With two wars, a rising price of oil and a shaky bond market, there is plenty of worry for the markets and economists this week, including a slew of corporate earnings reports and data on the state of the housing market and retail spending. The TV channels are already showing Christmas ads and much of the East Coast is pulling out the sweaters, but Tuesday affords a look back to September retail sales. Analysts expect the report to show a 0.3% monthly increase, but at this point what happens between now and the end of the year typically the most important time of the year for retailers will be key to the health of the industry.
But eyes are also on the wars in the Mideast and Ukraine. Gaza remains under threat of an imminent ground invasion by Israel in response to the surprise attack on Oct. 7 by the Palestinian militant group Hamas. The U.S. has sent two aircraft carrier groups to the region as a show of support to Israel but also as a stern warning to others such as Iran and Hezbollah in Lebanon.
Meanwhile, Russia has been pressing its invasion of Ukraine that is now a year and a half old. Aid to Ukraine is currently facing an uncertain future while the House remains without a permanent speaker. And the price of oil is rising, hitting $90 early Monday. Last week ended with a surprise increase in consumer’s expectations of inflation in the University of Michigan’s sentiment survey. That could suggest a pullback by consumers as the critical holiday season gets underway.
“In the meantime, a deterioration in consumers’ sentiment would weigh down on their willingness to spend, particularly in an environment of restrictive monetary policy,” BCA Research said on Monday. “While the resilient labor market could support consumption over the near term, employment conditions are loosening and will likely evolve into a recession in 2024.”
Also Tuesday, the National Association of Home Builders releases its monthly survey of builder confidence for October. Expectations are the number will dip slightly from September’s reading of 45, below the 50 threshold that signals a positive sentiment. Where new home construction a few months ago was holding up the housing market, now it has slumped amid mortgage rates that have brushed 8%. Wednesday brings reports on housing starts and permits, with the former likely to have increased modestly and the latter dropping a bit.
The Federal Reserve’s “beige book” survey of regional economic conditions is scheduled to be released later Wednesday, but last week the central bank issued the summary of the minutes of its September meeting. That showed the economy doing better than had been expected. The Federal Reserve Bank of Atlanta updates its GDPNow model on Tuesday; the last reading forecast that gross domestic product will increase at an annual rate of 5.1% in the third quarter. That number is expected to come down, but it is still a strong forecast.
On Thursday, the National Association of Realtors will report existing home sales for September with observers expecting a drop of 4% from August as elevated mortgage rates and low inventory crimp the housing sector. The Conference Board’s leading economic index for September is also out on Thursday and another decline if forecast, this time by 0.4% from August.
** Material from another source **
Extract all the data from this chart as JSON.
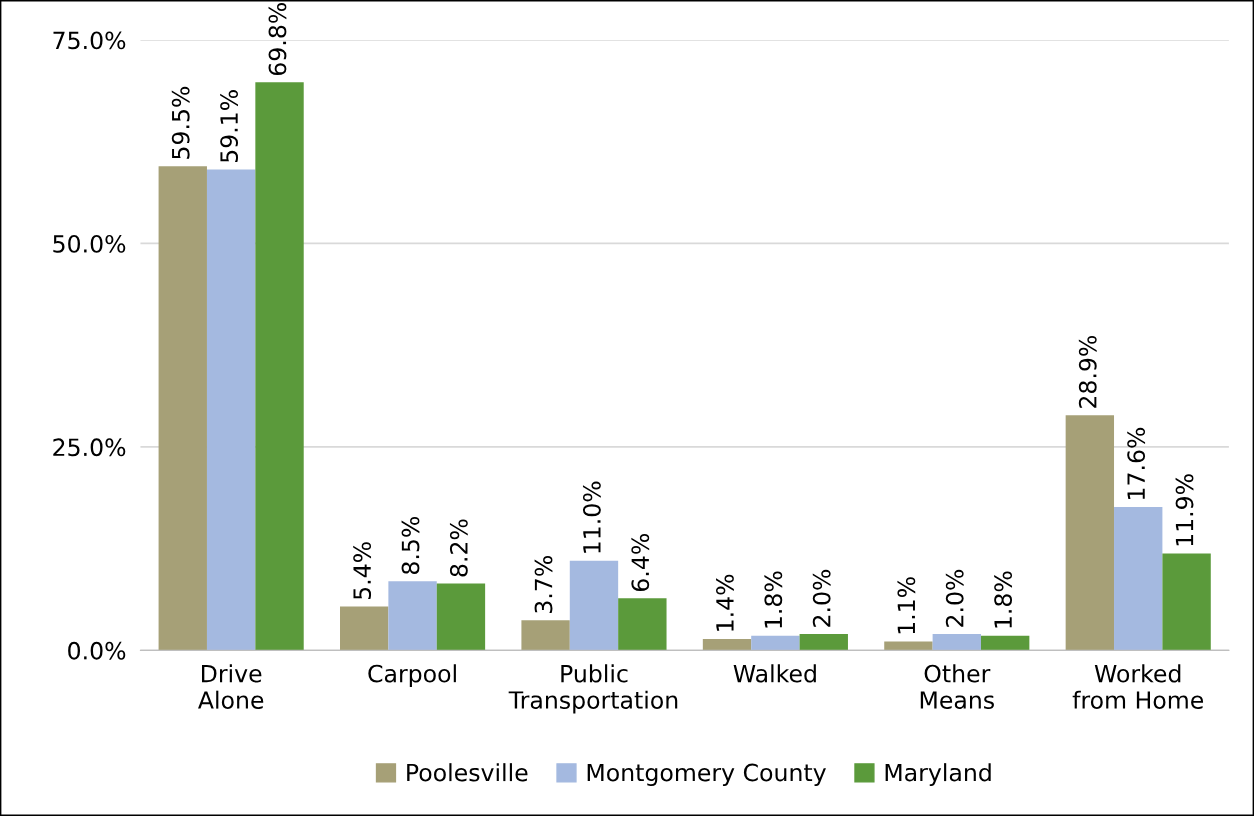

The index, often viewed as a predictor of economic downturns, has been flashing recession signals for more than a year even as the economy has remained resilient.
Markets will also be watching Fed Chairman Jerome Powell when he speaks to the Economic Club of New York on Thursday at noon. It will be his first chance to talk following the release of the Fed minutes last week, and analysts will be keying in on any comments that show his hand ahead of the November meeting in a couple of weeks.
“We suspect Chair Powell will continue to walk the fine line between signaling a willingness to wait and not raise rates at the November FOMC meeting, though also note that if the labor market and inflation data do not cool, the FOMC would be prepared to raise rates (likely at their December meeting), if appropriate,” Sam Bullard, managing director and senior economist at Wells Fargo’s corporate and investing unit, wrote on Sunday.
The firm published its monthly economic outlook last week and did not include any more Fed rate hikes in the current cycle. On the earnings front, Johnson & Johnson, Bank of America, Tesla and Netflix are among the highlight names reporting results. Last week, JPMorgan Chase and Wells Fargo led off the earnings season with strong results.